[Photo credit to: http://weheartit.com/entry/47260962/search?query=pink+doc+martins]
Whether you waited for that brilliant flash of inspiration or spent hours brainstorming the perfect plot line, every first draft starts with a tiny acorn of an idea. Just as this seed needs water, carbon dioxide and sunlight to nurture it in to an Oak, a novel, in incredibly basic terms, needs a plot, characters and a setting. However, when you consider how many ways there are to create and develop each part of this formula, it suddenly doesn’t look nearly as manageable.
The catalyst that started this process for me was the image of a character. I knew what he looked like, what his name was, and what he did to survive, but that was it. I didn’t know his story, why he had to go to such lengths to support himself at the tender age of 14, or anything else about him. So I decided to start at the beginning of the formula and work on developing the series of events that I was going to put my character through to turn my idea from a character study into a novel.

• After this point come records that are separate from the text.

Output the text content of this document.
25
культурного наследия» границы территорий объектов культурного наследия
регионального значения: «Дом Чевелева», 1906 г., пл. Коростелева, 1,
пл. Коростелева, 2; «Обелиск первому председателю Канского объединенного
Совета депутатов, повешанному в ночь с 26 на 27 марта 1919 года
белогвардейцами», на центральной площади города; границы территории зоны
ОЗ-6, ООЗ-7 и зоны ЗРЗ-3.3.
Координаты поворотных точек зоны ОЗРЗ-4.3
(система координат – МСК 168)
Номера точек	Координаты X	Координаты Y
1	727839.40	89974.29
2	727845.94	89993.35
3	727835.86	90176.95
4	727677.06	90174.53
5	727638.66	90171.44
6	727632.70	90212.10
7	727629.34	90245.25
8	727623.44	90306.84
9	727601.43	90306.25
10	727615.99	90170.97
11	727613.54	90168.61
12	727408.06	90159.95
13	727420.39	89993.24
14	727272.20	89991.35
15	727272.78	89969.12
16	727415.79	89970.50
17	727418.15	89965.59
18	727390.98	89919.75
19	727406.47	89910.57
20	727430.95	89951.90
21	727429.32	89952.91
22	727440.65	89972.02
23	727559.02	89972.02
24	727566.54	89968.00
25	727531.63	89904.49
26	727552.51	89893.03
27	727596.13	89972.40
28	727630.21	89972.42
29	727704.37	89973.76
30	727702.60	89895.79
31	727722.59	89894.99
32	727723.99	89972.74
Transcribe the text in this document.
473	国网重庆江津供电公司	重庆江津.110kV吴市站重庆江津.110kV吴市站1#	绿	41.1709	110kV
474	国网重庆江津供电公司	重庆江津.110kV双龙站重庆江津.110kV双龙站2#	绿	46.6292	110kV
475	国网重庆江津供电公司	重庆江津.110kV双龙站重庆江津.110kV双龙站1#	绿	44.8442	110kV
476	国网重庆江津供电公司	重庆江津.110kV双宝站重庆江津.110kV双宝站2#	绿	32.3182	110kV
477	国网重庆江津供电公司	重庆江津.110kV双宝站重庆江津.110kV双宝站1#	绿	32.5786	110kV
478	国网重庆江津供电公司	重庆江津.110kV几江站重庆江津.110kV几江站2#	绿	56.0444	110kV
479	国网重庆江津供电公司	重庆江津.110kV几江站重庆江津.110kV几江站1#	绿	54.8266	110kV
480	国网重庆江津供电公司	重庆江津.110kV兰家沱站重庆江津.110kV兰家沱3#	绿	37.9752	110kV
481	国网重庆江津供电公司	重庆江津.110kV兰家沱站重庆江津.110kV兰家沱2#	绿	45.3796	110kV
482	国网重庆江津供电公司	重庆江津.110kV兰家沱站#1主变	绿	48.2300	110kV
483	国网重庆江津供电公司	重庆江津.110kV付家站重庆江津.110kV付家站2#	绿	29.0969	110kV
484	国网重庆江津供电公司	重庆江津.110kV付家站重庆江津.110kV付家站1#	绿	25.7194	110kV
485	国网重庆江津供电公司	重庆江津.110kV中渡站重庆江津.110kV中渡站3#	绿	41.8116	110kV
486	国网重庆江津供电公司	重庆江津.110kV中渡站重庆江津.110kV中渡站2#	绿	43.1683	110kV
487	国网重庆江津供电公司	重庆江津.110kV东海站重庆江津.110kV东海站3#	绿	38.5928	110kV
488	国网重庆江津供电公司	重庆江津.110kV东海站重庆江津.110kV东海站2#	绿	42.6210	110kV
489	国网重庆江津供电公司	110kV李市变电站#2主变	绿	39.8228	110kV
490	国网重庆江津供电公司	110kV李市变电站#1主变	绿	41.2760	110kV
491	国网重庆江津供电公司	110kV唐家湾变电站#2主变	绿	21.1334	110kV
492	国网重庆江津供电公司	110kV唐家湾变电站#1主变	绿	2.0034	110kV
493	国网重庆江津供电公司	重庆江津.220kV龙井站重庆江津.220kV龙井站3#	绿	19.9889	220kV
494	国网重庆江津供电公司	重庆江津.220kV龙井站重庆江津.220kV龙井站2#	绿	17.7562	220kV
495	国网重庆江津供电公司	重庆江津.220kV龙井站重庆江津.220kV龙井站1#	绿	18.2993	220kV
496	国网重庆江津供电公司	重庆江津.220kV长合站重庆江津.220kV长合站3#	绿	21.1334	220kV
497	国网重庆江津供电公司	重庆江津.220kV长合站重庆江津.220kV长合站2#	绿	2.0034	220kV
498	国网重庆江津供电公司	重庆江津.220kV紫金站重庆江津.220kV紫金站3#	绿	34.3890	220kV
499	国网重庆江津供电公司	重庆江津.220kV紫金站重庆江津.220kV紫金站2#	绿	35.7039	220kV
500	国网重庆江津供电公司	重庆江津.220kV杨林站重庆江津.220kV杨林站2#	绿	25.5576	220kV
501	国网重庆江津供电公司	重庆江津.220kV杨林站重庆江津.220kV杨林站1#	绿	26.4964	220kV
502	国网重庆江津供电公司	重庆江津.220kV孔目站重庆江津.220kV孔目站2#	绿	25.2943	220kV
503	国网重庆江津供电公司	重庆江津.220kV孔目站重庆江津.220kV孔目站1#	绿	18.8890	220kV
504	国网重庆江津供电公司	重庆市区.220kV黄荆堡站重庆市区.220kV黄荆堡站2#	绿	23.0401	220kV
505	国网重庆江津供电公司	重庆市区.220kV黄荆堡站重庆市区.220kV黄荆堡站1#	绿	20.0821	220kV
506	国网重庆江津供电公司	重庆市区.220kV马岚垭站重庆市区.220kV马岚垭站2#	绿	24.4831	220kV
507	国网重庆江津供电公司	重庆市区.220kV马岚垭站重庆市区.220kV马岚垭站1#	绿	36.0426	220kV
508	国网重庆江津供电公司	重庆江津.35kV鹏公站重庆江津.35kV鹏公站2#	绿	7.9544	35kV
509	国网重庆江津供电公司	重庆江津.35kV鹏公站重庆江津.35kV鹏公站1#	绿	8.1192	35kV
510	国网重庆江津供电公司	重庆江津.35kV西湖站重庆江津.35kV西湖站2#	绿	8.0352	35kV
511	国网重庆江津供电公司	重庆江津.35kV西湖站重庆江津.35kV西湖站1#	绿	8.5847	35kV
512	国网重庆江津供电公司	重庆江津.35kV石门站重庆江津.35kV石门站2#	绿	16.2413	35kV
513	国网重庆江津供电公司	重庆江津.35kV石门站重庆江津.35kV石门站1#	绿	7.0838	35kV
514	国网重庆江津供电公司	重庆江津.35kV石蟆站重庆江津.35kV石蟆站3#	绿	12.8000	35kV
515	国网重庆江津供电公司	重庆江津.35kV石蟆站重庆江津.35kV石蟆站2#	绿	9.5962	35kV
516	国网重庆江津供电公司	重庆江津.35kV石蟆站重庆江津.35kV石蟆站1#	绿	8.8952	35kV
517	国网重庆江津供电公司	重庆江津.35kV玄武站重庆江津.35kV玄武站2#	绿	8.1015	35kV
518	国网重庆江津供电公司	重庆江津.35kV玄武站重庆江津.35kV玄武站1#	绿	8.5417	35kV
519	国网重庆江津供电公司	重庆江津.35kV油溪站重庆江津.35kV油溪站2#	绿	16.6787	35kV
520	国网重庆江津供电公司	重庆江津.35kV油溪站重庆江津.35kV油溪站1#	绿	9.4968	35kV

Excited to begin, I started the way i’ve approached every story idea i’ve had since the age of four when I wrote my first short story about a monkey called Bingo who wore bright pink doc martin boots, proudly modeled after my very own pair. I sat down and started writing seat-of-the-pants style. Somehow it took me this long to realize that there is probably a correlation between my lack of planning and the fact that in the 15 years since I started writing I have yet to complete an entire novel, let alone publish one. There is absolutely nothing wrong with being a seat-of-the-pants writer, I admire those who are able to do it, but for me it’s painful. It feels like trying to drive down a country lane at night without my headlights on.
I realized that in order for me to have any hope of bringing life to my character, I had to develop some sort of planning process. Having never attempted this before, in fact most of my school years were spent thinking of ways to escape the dreaded planning section of essay writing, I decided to do some research and try out a couple of methods.
The planning experience for me was both incredibly beneficial, and incredibly harmful. In the end I knew roughly what was going to happen in the beginning, middle and end of my novel, which has proved invaluable in giving me the push I need to keep writing. However, half way through I found myself so overloaded with planning each individual step of each chapter that my writing became flat and boring and in the end I became completely blocked (more on this in a future post).
The only solution for me was to strike a balance. After experimenting with two planning techniques (The Snowflake Method and The Grid Method), I finally developed my own. Over the next couple of days I’ll be giving a brief overview of both methods, what worked for me and what didn’t, as well as the one I created for myself. If you’re a seat-of-the-pants style writer feel free to ignore any posts that don’t apply to you and tune back in to talk about character and getting down to the actual writing in a couple of days.
As for the age old question ‘to plan or not to plan?’ I think the only real answer is whatever feels right to you. How do you begin a novel? Do you just pick up a pen and write? Spend months creating a detailed chapter by chapter plot? or do a combination of the two?